« Un frère » de David Thomas : un regard nuancé sur le lien fraternel face à la schizophrénie

Salué par les sélections du Goncourt et du Femina, le récit de David Thomas se distingue comme l’un des romans-événements de la rentrée littéraire. L’auteur y rend hommage à son frère Édouard, décédé en 2022, après avoir longtemps hésité à écrire ce livre, craignant d’ajouter une voix de plus au corpus déjà abondant sur la maladie mentale.

Contexte et réception

Le roman s’impose comme une étape majeure de la littérature française contemporaine, en explorant le lien fraternel au sein d’un parcours marqué par la schizophrénie.

Genèse et hésitations

Cette réticence tenait d’abord à la présence du frère : « Je ne pouvais pas écrire ce roman car mon frère était vivant et il n’aurait très probablement pas supporté que je raconte tout ça.

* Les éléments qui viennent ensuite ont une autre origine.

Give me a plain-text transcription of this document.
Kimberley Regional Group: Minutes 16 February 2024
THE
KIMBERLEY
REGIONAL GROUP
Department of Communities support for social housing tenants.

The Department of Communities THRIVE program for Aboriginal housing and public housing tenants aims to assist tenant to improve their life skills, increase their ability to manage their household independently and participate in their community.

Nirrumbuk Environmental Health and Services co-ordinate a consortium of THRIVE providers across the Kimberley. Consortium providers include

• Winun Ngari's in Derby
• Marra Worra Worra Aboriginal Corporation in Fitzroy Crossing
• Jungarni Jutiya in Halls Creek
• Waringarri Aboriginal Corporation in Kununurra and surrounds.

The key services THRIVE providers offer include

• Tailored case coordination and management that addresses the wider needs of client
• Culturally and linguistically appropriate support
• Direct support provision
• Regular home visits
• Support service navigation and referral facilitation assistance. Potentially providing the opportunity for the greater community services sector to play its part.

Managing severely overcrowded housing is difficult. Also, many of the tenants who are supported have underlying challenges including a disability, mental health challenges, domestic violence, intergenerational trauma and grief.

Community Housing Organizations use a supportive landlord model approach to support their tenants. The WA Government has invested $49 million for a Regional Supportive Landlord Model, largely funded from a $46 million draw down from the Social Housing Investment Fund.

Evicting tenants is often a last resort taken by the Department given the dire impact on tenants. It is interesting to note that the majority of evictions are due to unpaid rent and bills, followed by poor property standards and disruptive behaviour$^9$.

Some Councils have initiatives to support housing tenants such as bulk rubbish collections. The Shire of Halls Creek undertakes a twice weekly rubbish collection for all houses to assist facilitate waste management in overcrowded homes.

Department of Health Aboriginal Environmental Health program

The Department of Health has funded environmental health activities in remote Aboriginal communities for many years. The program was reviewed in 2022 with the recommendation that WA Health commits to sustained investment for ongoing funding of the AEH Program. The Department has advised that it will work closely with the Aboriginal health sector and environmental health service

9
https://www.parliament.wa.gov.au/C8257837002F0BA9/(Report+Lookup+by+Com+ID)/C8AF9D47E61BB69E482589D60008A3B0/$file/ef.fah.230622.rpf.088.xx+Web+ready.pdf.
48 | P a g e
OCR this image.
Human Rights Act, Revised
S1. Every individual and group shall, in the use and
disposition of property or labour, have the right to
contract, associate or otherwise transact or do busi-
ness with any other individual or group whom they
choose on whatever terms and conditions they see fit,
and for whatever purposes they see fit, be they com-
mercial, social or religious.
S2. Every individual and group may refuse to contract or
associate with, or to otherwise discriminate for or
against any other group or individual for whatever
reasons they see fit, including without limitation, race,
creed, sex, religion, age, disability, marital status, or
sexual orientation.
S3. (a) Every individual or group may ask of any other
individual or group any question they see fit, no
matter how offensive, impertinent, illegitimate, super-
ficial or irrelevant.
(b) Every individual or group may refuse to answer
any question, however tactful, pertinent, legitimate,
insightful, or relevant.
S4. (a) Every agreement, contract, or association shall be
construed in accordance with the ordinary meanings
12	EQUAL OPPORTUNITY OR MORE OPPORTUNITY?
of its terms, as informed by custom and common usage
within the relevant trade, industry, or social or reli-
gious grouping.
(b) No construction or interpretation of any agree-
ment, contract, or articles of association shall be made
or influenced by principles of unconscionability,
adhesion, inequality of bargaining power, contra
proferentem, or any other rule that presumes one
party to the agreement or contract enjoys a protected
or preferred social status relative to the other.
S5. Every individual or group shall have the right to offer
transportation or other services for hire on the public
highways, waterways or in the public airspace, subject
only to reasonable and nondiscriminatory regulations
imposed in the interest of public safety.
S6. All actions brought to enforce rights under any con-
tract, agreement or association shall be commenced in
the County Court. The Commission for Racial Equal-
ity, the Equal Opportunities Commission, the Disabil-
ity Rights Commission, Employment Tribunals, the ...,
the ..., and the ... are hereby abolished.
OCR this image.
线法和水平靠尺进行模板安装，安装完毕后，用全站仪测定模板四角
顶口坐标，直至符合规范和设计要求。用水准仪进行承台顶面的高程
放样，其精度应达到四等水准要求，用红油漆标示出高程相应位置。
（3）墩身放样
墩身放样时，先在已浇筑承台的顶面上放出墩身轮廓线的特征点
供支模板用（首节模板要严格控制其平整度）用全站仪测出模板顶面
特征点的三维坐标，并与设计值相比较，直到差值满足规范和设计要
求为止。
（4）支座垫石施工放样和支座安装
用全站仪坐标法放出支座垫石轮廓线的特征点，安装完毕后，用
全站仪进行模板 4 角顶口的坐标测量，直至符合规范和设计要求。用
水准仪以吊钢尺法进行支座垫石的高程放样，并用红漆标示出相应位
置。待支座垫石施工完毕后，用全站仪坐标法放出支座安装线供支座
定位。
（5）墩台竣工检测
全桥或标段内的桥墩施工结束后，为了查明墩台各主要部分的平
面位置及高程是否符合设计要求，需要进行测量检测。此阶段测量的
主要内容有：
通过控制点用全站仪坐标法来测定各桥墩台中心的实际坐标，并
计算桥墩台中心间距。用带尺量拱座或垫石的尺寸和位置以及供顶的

Et puis aussi parce que moi, j’étais dedans », confie David Thomas dans le podcast QWERTZ du 24 septembre.

Le tournant après le deuil et la reconnaissance

Le déclic survient après la mort d’Édouard et l’obtention du Prix Goncourt de la nouvelle en 2023 grâce au recueil « Partout les autres ». Au sortir d’un an de deuil, cette distinction agit comme une lumière. L’idée d’un nouveau recueil de nouvelles s’efface alors et le roman s’impose. Habitué à la fiction, l’auteur se confronte pour la première fois à l’autofiction, assumant un « je » autobiographique.

« Rien n’est plus dur pour moi que de m’écrire », admet-il dans « Un frère ». La force du livre réside dans sa concision: chaque scène va droit au but, héritage de l’expérience de nouvelliste de David Thomas.

Retrouver le frère perdu

Le roman plonge dans la vie d’Édouard, mais aussi dans celle de David Thomas, indissociablement liée à la maladie qui l’affecte.

« J’ai perdu deux fois mon frère. La première perte fut un éloignement interminable de presque quarante ans durant lesquels la maladie mentale me privera, chaque jour un peu plus, de mon premier écho. » Extrait de « Un frère » de David Thomas

Le 21 juin 2022, l’auteur découvre le corps sans vie de son frère dans son appartement. Étendu sur son lit, Édouard est victime d’un AVC. Face à l’image insoutenable de son frère assimilié à la mort, l’écriture devient une quête pour retrouver l’homme qu’il fut. « J’avais besoin de retrouver mon frère. Alors je suis remonté, j’ai marché jusqu’à la source », explique-t-il.

Cette source, c’est l’enfant, l’adolescent et le jeune homme qu’Édouard fut, avant que la schizophrénie ne le submerge.

La réalité crue de la maladie

David Thomas refuse tout romanesque ou romantique à propos de la schizophrénie. La maladie mentale apparaît comme noire, âpre et rude. « Ce qu’il y avait d’insupportable dans la mort de mon frère, ce n’était pas sa mort, c’était sa vie », écrit-il. Une vie qu’Édouard a dû combattre chaque jour.

L’auteur dénonce sans détour les failles du système médical et le manque de moyens qui laisse les familles démunies face à des équipes hospitalières qui tâtonnent. Il évoque aussi le rôle dévastateur du cannabis sur les psychoses, et ne craint pas de montrer la poussière et la saleté qui peuvent entourer le quotidien d’un malade : « Ce n’est pas l’appartement de mon frère qui est sale, c’est la maladie qui est dégueulasse. »

Un portrait nuancé, traversé de poésie

Malgré la dureté du sujet, l’ouvrage trace un portrait nuancé du frère : fragile et parfois violent, mais aussi brillant enfant, audacieux, passionné de musique et courageux. Un « lutteur » qui a affronté la maladie tout au long de sa vie.

Au fil de l’écriture, l’auteur lit et met en parallèle la poésie russe qu’il découvre alors — Anna Akhmatova, Ossip Mandelstam, Joseph Brodsky — des voix qui, comme Édouard, se heurtent à une tyrannie intérieure et à une réalité complexe. « J’en suis venu à la conclusion que mon frère est un poème, non pas un poète, car si le poète peut retranscrire consciemment cette autre réalité, le malade, lui, en est incapable », confie David Thomas.

Sans pathos, « Un frère » apparaît comme un témoignage puissant d’amour et de résilience, rédigé avec une sincérité rare.

David Thomas, « Un frère », éditions de l’Olivier, août 2025.